Question: What do you think of MFA programs?
Lionel Shriver: I'm very torn about them. I have to confess, I did get an MFA from Columbia University. And I can't say that I regret it exactly. I didn't have a bad time, I had some interesting teachers; I'm still in touch with one of them. And we've become friends. I am still friends with some of the students that I met at Columbia. My very best friend I met at Columbia. So it's a little mystifying why my immediate impulse is to diss MFA programs. But I sometimes feel in retrospect that I should have gotten a proper education in something like history, something substantive. If I'm going to be honest, what I really needed in my early 20s wasn't audience; I wasn't developed enough as a writer to be publishing. So I couldn't achieve that audience through getting short stories in The New Yorker. Frankly at this point in time, I'm still not getting short stories in The New Yorker. But I'm working on it.

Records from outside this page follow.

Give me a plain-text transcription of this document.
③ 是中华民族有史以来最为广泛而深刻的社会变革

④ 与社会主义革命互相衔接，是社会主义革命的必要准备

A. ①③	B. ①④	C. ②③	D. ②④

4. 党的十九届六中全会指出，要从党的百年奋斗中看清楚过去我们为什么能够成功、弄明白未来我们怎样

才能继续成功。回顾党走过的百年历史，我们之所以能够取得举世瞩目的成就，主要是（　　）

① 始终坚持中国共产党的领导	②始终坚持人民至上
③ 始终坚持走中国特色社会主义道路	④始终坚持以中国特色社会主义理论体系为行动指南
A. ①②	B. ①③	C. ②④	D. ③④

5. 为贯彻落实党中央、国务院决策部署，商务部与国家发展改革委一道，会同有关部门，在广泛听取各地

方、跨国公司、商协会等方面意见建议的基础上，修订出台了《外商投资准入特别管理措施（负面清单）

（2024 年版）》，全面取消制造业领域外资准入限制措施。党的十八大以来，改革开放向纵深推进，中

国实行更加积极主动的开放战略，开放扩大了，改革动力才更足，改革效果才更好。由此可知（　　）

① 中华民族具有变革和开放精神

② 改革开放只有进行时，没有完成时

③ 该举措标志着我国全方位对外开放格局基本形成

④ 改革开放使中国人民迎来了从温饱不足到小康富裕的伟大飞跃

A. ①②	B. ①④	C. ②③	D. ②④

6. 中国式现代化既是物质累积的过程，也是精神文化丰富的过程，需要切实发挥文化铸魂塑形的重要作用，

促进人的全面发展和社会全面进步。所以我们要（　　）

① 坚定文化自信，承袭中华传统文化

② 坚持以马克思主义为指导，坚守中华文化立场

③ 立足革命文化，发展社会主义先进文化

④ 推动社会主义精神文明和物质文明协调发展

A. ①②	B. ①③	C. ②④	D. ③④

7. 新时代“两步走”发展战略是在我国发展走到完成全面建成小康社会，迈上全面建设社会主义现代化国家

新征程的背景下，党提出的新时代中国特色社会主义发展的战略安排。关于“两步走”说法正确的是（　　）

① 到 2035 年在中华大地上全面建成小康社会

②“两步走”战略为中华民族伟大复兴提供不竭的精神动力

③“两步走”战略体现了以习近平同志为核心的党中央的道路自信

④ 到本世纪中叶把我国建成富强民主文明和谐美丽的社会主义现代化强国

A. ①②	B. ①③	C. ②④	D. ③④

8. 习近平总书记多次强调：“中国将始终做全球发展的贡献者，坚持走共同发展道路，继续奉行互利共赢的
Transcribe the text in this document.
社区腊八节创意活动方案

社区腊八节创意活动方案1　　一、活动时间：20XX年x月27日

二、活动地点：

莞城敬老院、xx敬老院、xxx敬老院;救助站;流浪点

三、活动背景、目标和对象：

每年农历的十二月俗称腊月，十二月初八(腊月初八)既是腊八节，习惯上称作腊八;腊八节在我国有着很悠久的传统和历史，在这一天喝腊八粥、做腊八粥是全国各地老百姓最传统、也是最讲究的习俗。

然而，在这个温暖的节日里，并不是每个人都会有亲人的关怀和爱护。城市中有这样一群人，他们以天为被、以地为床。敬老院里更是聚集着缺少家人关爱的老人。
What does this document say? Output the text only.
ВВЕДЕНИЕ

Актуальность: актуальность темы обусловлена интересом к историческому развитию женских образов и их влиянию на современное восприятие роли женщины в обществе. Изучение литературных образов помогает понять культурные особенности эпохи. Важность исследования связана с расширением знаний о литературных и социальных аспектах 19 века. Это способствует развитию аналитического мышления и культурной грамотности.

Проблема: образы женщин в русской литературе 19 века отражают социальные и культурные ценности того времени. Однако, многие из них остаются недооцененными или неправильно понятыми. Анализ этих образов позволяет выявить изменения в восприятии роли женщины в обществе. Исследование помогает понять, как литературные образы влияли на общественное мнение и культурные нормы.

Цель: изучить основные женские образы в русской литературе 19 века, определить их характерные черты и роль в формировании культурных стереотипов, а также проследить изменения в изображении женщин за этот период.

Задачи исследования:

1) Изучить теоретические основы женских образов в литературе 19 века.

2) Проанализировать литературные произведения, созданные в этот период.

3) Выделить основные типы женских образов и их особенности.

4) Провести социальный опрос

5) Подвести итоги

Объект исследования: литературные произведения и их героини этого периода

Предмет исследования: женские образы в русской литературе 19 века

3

So it is not a dumb thing for me to do. And therefore I can't really tell other people who were in a similar situation and have a similar need to have people read their work that they shouldn't do it. But it does have a kind of indulgent, middle-class gestalt. The grim truth is that most people who get MFAs will not go on to be professional writers and therefore when I've been on the other side of it and occasionally taught creative writing, I felt a little bit guilty because so many of the people that you should be encouraging, because there's no point to it if you're not encouraging, are not going to make it. And I think that's true across the board in the arts. My husband is a jazz drummer and he has the same sense of queasiness about teaching jazz drumming. There's more of a career in teaching jazz than there is in playing it right now, and so at the very best, most of the students are going to go on to become jazz instructors. So there's something a little corrupt in that, something unwholesome. And I share his discomfort in participating in it.